Composition test in IQ-TREE2 (and IQ-TREE) misleading #78

Closed lsjermiin closed 5 months ago

lsjermiin commented 2 years ago

I am concerned that the composition test in IQ-TREE and IQ-TREE2 misleads users because the p-value reported for each sequence is biased towards higher values. To follow what I mean, consider two sequences, S1 and S2, with the following compositions of nucleotides:

S1 S2 A 120 80 C 80 120 G 120 80 T 80 120

The expected values are

A 100 C 100 G 100 T 100

IQ-TREE2's chi2 test of compositional homogeneity uses the following equation for each sequence:

chi2 = \sum_{i=1}^k (O_i - E_i)^2 / E_i

In this case, chi2 = 16 for both S1 and S2. With df = 3 in each case, IQ-TREE2 returns a p-value of 0.0011 (or 0.11%) for each sequence.

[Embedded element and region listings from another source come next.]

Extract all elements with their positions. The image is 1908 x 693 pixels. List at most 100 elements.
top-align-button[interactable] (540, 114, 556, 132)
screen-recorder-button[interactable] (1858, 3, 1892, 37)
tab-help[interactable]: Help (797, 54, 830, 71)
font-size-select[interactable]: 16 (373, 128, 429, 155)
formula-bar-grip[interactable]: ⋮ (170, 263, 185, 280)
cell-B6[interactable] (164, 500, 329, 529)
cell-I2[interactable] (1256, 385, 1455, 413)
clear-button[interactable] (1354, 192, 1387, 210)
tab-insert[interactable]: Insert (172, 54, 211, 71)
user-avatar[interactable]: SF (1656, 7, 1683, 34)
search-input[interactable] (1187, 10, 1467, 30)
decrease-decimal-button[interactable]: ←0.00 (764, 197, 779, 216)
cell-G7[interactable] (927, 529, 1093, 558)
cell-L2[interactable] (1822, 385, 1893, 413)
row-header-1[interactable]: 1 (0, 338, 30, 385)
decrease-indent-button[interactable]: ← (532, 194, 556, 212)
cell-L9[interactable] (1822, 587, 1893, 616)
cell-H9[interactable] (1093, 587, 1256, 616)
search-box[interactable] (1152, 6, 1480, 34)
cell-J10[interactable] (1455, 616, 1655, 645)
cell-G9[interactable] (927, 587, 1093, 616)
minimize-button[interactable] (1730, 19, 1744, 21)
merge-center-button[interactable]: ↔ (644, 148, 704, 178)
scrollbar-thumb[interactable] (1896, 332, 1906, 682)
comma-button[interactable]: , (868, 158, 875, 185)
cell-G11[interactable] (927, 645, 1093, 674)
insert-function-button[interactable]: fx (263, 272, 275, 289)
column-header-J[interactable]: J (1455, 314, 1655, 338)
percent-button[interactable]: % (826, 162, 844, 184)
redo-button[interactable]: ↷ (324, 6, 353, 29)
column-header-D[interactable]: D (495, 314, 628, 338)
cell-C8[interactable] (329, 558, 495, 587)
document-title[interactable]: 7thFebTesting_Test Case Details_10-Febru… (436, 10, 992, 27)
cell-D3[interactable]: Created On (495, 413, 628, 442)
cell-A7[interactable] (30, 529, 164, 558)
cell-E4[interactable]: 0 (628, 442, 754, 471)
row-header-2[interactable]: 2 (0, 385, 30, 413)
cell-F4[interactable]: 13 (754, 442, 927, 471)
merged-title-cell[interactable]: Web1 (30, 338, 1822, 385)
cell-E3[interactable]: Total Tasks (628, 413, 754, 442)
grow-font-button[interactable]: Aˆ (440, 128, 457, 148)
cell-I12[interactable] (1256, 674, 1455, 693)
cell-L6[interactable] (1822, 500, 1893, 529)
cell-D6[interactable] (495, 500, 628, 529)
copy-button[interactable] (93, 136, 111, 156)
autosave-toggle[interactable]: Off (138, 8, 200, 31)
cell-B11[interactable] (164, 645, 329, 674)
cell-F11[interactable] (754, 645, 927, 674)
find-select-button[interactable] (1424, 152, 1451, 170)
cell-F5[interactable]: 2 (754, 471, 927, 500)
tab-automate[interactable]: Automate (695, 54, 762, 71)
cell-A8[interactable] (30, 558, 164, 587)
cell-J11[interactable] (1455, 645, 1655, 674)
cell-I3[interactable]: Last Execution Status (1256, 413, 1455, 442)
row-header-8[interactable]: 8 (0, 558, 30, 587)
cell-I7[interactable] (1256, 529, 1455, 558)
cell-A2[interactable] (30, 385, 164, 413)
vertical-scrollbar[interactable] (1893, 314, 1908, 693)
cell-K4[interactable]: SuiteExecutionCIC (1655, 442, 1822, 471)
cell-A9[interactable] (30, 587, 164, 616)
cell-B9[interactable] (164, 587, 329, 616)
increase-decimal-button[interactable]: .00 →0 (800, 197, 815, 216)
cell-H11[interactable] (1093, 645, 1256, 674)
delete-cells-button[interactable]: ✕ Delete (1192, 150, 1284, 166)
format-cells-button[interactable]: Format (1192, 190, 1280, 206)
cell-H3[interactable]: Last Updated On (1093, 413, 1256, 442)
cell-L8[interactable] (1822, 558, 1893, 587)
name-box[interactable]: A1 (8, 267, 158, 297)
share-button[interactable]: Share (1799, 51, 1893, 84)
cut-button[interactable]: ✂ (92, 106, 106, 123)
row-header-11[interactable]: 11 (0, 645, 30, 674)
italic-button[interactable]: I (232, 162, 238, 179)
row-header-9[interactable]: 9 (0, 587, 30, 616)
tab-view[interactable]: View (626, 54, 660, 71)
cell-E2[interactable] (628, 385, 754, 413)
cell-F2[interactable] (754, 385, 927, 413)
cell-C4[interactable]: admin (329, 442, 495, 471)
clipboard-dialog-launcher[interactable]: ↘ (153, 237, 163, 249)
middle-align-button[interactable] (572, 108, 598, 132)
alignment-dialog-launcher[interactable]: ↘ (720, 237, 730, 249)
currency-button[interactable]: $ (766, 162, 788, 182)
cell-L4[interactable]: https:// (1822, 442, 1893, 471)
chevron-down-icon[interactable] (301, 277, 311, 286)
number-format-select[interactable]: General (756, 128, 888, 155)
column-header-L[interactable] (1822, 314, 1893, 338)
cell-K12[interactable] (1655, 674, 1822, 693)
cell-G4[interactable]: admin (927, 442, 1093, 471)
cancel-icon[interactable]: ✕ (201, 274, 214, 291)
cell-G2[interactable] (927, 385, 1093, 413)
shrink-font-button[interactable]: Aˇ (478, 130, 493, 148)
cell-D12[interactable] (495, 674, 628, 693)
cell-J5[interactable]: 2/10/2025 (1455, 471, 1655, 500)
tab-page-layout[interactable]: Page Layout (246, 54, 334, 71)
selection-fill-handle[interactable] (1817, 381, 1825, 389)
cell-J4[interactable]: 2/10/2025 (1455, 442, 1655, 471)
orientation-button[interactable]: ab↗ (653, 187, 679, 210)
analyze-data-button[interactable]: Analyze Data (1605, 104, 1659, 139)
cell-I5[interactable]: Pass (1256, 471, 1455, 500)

The test is similar to those of Preparata and Saccone (1987) and Pearson (1900), in the sense that they all consider a difference between the observed and expected values.

Now using Pearson's (1900) chi2 test of homogeneity gave a different result (because it compares S1 to S2, bearing in mind the expected values). Pearson's (1900) test obtained chi2 = 32. With df = 3, we obtain a p-value of 5.233466e-07.

Given the difference between these two p-values, there is likely to be many cases where IQ-TREE2 will report a pass for the test, which should have been a fail.

To understand why there is a difference, we simply have to see how many comparisons are done for each chi2 test. For Pearson's (1900) test, there are four comparisons: S1_A vs E_A S1_C vs E_C S1_G vs E_G S1_T vs E_T S2_A vs E_A S2_C vs E_C S2_G vs E_G S2_T vs E_T

That is, chi2 is a sum of eight comparisons. For the test in IQ-TREE2 there are four comparison for each sequence:

S1_A vs E_A S1_C vs E_C S1_G vs E_G S1_T vs E_T That is, chi2 for S1 is a sum of four comparisons, and:

S2_A vs E_A S2_C vs E_C S2_G vs E_G S2_T vs E_T That is, chi2 for S2 is a sum of four comparisons.

In other words, we now know where the problem arise. We use df = 3 in both tests, and that is not appropriate for the test in IQ-TREE2.

I am not yet sure what the solution is, but in this case multiplying the chi2 value by 2 would solve the problem. I have no idea whether that solution is generally applicable but I doubt it.

References: Pearson, K. 1900. On the criterion that a given system of deviations from the probable in the case of a correlated system of variables is such that it can be reasonably supposed to have arisen from random sampling. Phil. Mag. Series 5. 50:157–175.

Preparata G., Saccone C. 1987. A simple quantitative model of the molecular clock. J. Mol. Evol. 26, 7–15.

bqminh commented 5 months ago

Sorry, but I'm not convinced to change the test. Your understanding is right, and it's explained in the FAQ (http://www.iqtree.org/doc/Frequently-Asked-Questions#what-is-the-purpose-of-composition-test). IQ-TREE is testing whether S1 composition is significantly different the from the average of S1 and S2 (in this case, or the average of all sequences in general case). Whereas you are suggesting to test whether S1 composition is different from S2 composition. But, how does it work with a multiple sequence alignment with many S? I'd just say that you have a different test than us.

Moreover, we wrote in the FAQ that:

This test should be regarded as an explorative tool which might help to nail down problems in a dataset. One would typically not remove failing sequences by default. But if the tree shows unexpected topology the test might point in direction of the origin of the problem....

So I don't see a problem with this test.